The method of claim 5, wherein the filtering of unstructured documents corresponding to predetermined filtering conditions among the unstructured documents collected by the system comprises:
generating a document vector for each of the collected irregular documents;
clustering atypical documents having a similarity of at least a certain level based on the generated document vectors; and
A method of providing item information, comprising performing filtering to exclude some of the clustered atypical document clusters from documents to be judged.

7. The method of claim 6, wherein the clustering of irregular documents having a similarity of at least a certain level based on the generated document vectors comprises:
A method of providing item information comprising performing clustering among unstructured documents having the degree of similarity equal to or higher than a certain level and generating time of the unstructured documents within a predetermined time range.

According to claim 4,
The step of collecting a plurality of atypical documents corresponding to the investment item or a keyword related to the investment item,
Collecting first unstructured documents corresponding to the investment item and second unstructured documents corresponding to the related keyword, respectively;
The step of determining the investment impact index corresponding to the investment item based on the collected atypical documents,
and determining based on a first investment impact index extracted based on the first unstructured documents and a second investment impact index extracted based on the second unstructured documents.

According to claim 8,
The step of determining based on the first investment impact index extracted based on the first unstructured documents and the second investment impact index extracted based on the second unstructured documents,
The method of providing stock information, characterized in that the investment impact index is determined to have different weights for each of the first investment impact index and the second investment impact index.

The method of claim 4, wherein the impact determination model,
Outputs a classification result including whether each sentence included in the individual document has a positive or negative impact on investment,
A method of providing item information, characterized in that the classification result of the individual document is determined based on the determined classification result for each sentence.

A computer program stored in a computer readable recording medium to perform the method according to any one of claims 1 to 10.
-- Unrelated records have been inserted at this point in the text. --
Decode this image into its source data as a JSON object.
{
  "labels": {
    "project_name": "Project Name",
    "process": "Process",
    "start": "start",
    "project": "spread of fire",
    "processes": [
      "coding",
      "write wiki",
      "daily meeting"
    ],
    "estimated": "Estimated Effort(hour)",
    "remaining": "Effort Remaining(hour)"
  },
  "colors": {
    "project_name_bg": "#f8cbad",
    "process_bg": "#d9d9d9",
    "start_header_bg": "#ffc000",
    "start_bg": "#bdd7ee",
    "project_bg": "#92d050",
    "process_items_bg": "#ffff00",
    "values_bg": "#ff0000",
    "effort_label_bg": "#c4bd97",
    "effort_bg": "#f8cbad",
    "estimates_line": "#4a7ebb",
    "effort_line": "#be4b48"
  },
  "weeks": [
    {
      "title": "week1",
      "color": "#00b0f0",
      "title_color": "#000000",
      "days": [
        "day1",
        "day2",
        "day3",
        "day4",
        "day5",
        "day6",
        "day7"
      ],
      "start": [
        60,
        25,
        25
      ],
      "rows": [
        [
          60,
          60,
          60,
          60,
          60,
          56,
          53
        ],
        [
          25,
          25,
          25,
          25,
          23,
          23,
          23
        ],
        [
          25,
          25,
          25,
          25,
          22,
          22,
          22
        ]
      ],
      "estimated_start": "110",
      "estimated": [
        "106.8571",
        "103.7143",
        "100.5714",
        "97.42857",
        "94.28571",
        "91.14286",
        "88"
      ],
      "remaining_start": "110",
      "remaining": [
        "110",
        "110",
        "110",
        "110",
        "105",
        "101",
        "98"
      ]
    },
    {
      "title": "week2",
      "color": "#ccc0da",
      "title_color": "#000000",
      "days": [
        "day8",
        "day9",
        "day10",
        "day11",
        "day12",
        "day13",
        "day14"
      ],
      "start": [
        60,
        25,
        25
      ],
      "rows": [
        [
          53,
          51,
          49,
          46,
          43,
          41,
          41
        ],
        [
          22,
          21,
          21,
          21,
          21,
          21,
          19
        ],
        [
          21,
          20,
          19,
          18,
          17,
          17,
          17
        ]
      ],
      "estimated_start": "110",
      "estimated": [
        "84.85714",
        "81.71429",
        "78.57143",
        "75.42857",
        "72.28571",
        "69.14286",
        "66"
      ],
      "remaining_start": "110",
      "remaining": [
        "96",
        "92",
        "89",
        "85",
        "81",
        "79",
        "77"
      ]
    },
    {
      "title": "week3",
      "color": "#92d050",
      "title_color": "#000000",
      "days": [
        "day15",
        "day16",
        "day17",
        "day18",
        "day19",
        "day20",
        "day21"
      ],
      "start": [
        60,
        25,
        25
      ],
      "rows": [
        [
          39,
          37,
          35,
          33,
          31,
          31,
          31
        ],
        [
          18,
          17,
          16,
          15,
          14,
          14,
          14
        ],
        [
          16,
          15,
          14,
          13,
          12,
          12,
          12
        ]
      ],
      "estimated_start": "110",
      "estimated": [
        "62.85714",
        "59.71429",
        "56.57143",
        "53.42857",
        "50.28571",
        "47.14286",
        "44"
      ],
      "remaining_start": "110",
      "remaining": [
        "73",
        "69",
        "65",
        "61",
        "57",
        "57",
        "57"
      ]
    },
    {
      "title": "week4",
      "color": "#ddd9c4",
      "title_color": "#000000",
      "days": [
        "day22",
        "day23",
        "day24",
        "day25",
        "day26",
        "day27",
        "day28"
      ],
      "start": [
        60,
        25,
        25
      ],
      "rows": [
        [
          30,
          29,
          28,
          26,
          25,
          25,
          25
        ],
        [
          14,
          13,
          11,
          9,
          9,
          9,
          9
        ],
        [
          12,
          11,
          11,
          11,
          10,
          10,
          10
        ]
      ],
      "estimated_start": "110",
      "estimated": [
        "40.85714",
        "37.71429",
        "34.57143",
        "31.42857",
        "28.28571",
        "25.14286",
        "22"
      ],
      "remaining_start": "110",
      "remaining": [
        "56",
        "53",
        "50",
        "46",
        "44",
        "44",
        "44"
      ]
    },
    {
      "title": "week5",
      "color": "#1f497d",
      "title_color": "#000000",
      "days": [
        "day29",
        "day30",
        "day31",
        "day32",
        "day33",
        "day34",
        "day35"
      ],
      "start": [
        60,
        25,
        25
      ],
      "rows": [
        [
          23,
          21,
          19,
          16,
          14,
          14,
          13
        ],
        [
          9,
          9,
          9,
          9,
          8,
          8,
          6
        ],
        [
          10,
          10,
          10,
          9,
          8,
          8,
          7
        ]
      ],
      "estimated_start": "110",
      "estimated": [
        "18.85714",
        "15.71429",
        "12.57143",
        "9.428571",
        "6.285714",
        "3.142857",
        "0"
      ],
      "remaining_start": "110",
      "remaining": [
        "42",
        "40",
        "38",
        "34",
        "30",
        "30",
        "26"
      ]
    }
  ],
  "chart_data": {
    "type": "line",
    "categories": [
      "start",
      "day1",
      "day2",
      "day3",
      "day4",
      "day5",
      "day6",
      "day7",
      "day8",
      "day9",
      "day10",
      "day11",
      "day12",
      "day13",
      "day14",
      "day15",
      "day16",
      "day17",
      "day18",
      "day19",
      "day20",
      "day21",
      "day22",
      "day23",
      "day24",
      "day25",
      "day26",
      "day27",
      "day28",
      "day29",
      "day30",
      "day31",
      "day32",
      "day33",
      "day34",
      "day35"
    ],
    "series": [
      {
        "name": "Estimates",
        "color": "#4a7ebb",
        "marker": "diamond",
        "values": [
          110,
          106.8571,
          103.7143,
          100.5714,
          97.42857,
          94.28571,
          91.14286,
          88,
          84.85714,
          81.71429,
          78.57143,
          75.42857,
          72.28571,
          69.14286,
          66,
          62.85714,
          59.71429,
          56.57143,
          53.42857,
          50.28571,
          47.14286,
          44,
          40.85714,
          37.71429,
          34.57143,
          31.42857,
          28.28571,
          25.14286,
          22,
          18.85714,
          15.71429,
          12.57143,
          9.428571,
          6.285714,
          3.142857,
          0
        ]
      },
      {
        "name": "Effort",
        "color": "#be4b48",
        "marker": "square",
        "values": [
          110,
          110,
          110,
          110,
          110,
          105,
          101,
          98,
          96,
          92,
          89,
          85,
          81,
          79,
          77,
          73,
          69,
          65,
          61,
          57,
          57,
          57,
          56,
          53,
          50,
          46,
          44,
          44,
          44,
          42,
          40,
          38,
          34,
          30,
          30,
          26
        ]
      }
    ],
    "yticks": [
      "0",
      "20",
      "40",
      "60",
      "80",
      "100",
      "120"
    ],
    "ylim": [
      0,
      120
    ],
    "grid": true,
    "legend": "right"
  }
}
A computer readable recording medium on which a computer program for performing the method according to any one of claims 1 to 10 is recorded.

As a computing system,
processor; and
A memory for storing a computer program executed by the processor,
The computer program, when executed by the processor, causes the computing system to:
Constructing an item-indicator relationship DB that stores related investment impact indicators corresponding to each of a plurality of investment items;
Constructing a user-indicator relationship DB that stores investment impact indicators of interest corresponding to each of a plurality of users;
Observing whether the related investment impact index corresponding to each of the plurality of investment items is updated;
determining a target user corresponding to the related investment index in which an update has occurred among the plurality of users based on the user-indicator relationship DB when a related investment index in which an update has occurred is observed; and
A computing system that causes the target user to perform a method comprising providing personalized information on an investment item corresponding to the related investment index in which an update has occurred.